Der markierte Vierländerweg verläuft in der Eifel über die Hauptwanderwege (HWW) des Eifelvereins von Echternach über Bitburg, Kyllburg, Manderscheid; (durch den Kreis Daun über Gillenfeld, Daun, Kelberg) weiter nach Nürburg, Adenau, Blankenheim, Schleiden nach Monschau; von dort über die deutsch-belgische Grenze nach Eupen, auf Wanderwegen des belgischen Jugendherbergswerkes durch das Hohe Venn nach Malmedy, Stavelot, Remouchamps, Houffalize La Röche, St. Hubert, Hastiere; in den französischen Ardennen bis nach Montherme an der Maas, durch das Tal der Semois zurück nach Arlon; von dort über Wiltz, Clerf, Hosingen, Vianden an den Ausgangspunkt Echternach.
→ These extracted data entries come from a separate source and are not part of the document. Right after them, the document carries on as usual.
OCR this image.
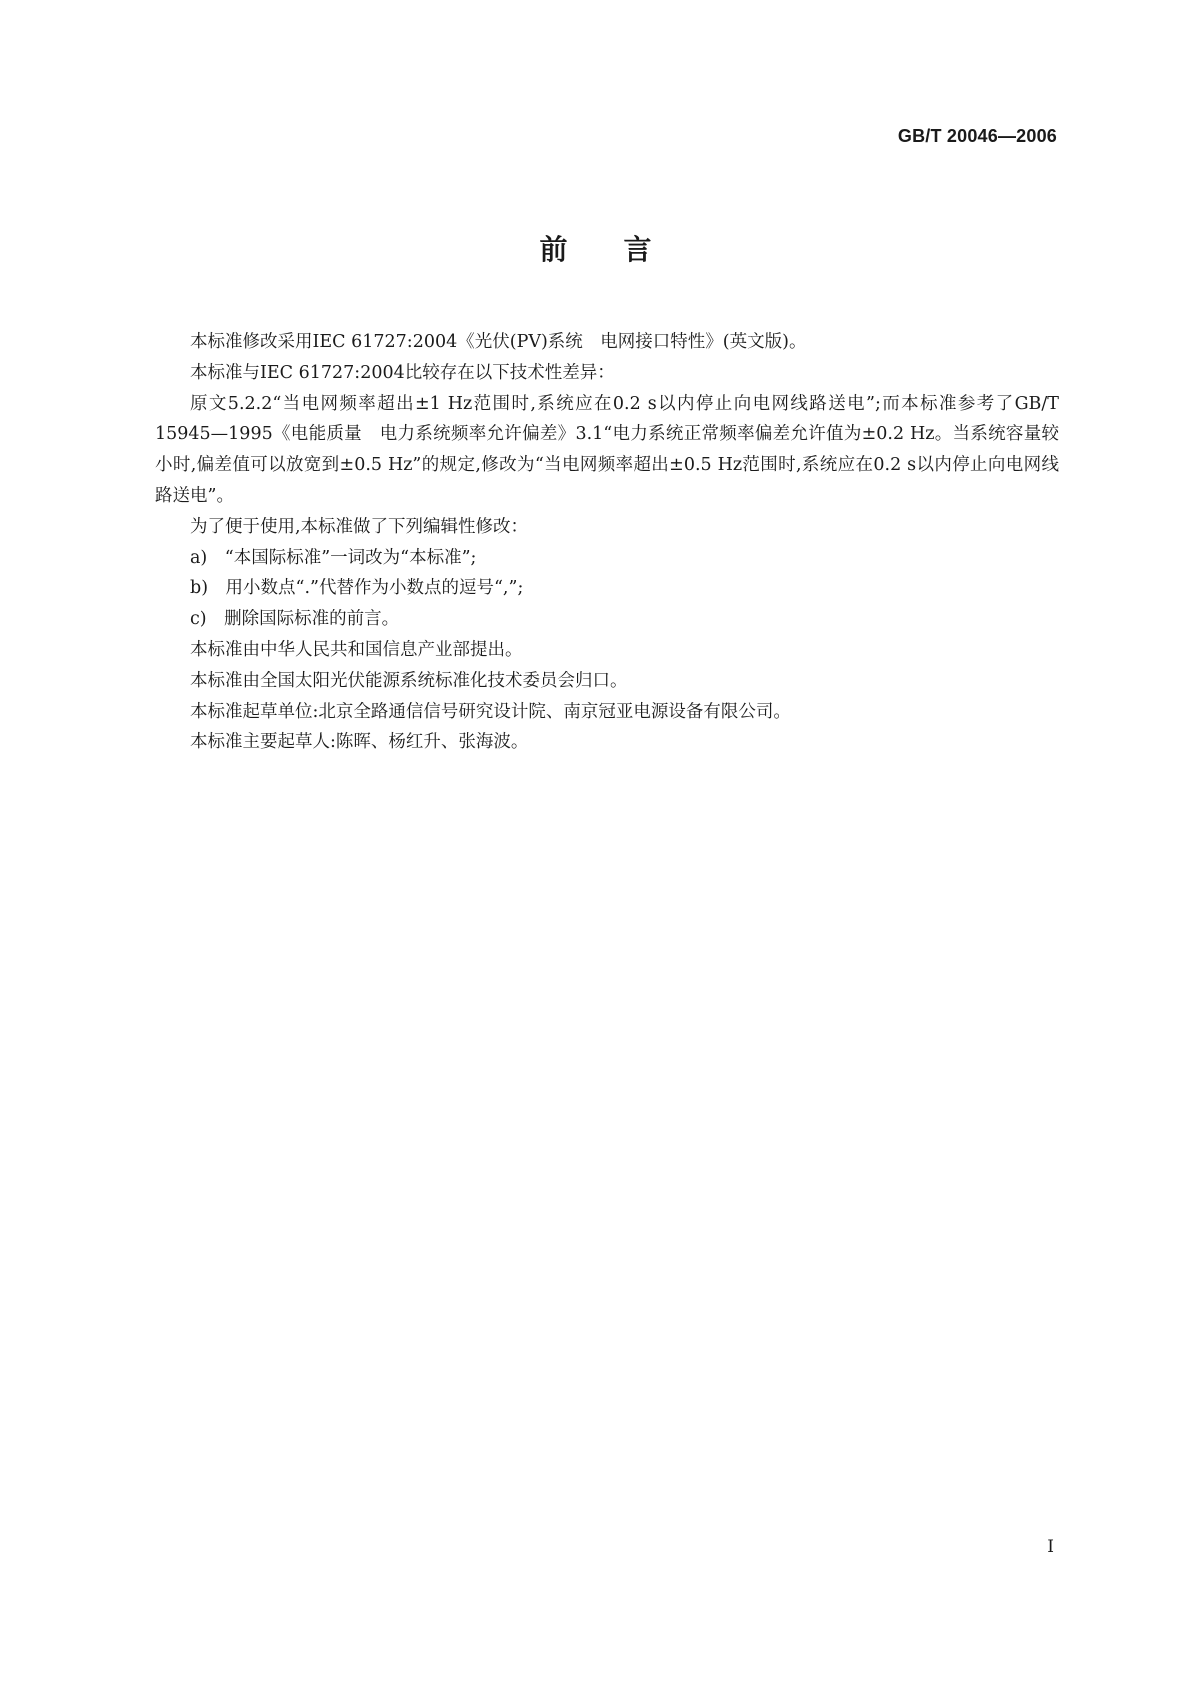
GB/T 20046—2006
前言

本标准修改采用IEC 61727:2004《光伏(PV)系统　电网接口特性》(英文版)。

本标准与IEC 61727:2004比较存在以下技术性差异：

原文5.2.2“当电网频率超出±1 Hz范围时,系统应在0.2 s以内停止向电网线路送电”;而本标准参考了GB/T 15945—1995《电能质量　电力系统频率允许偏差》3.1“电力系统正常频率偏差允许值为±0.2 Hz。当系统容量较小时,偏差值可以放宽到±0.5 Hz”的规定,修改为“当电网频率超出±0.5 Hz范围时,系统应在0.2 s以内停止向电网线路送电”。

为了便于使用,本标准做了下列编辑性修改：

a)　“本国际标准”一词改为“本标准”;

b)　用小数点“.”代替作为小数点的逗号“,”;

c)　删除国际标准的前言。

本标准由中华人民共和国信息产业部提出。

本标准由全国太阳光伏能源系统标准化技术委员会归口。

本标准起草单位:北京全路通信信号研究设计院、南京冠亚电源设备有限公司。

本标准主要起草人:陈晖、杨红升、张海波。

I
Hauptwanderwege (HWW) zur belgischen und luxemburgischen Grenze

Eine Reihe der von Ost nach West durch die Eifel führenden Hauptwanderwege, so der HWW

10 (Krönungsweg) von Bonn nach Aachen, der HWW 11 (Ahr-Venn-Weg) von Sinzig nach Monschau, der HWW 12 (Rhein-Rureifel-Weg) von Brohl nach Monschau, der HWW 15 (Karolingerweg) von Cochem nach Prüm (durch den Kreis Daun auf dem Teilstück von Schönbach über Darscheid, Daun, Neroth, Mürlenbach, Weißenseifen) und der HWW 16 (Mosel-Our-Weg) von Alf nach Vianden finden in Grenznähe grenzüberschreitenden Anschluss über örtliche und regionale Wanderwege in Ostbelgien und Luxemburg und über die europäischen Fernwanderwege E 2 (Bergen op Zoom/NL - Nizza/F) und E 3 (Atlantik - Böhmerwald) Weiterführung in alle europäischen Wanderlandschaften.

Grenzüberschreitende Weit- und Fernwanderwege

Die genannten europäischen Fernwanderwege E 2 und E 3 werden in ihren wallonisch/luxemburgischen Streckenabschnitten im Ourtal berührt und führen von Ouren über St. Vith, Malmedy, Spa nach Lüttich beziehungsweise über Clerf, Martelange, Florenville, Bouillon, Sorendal ins Maastal.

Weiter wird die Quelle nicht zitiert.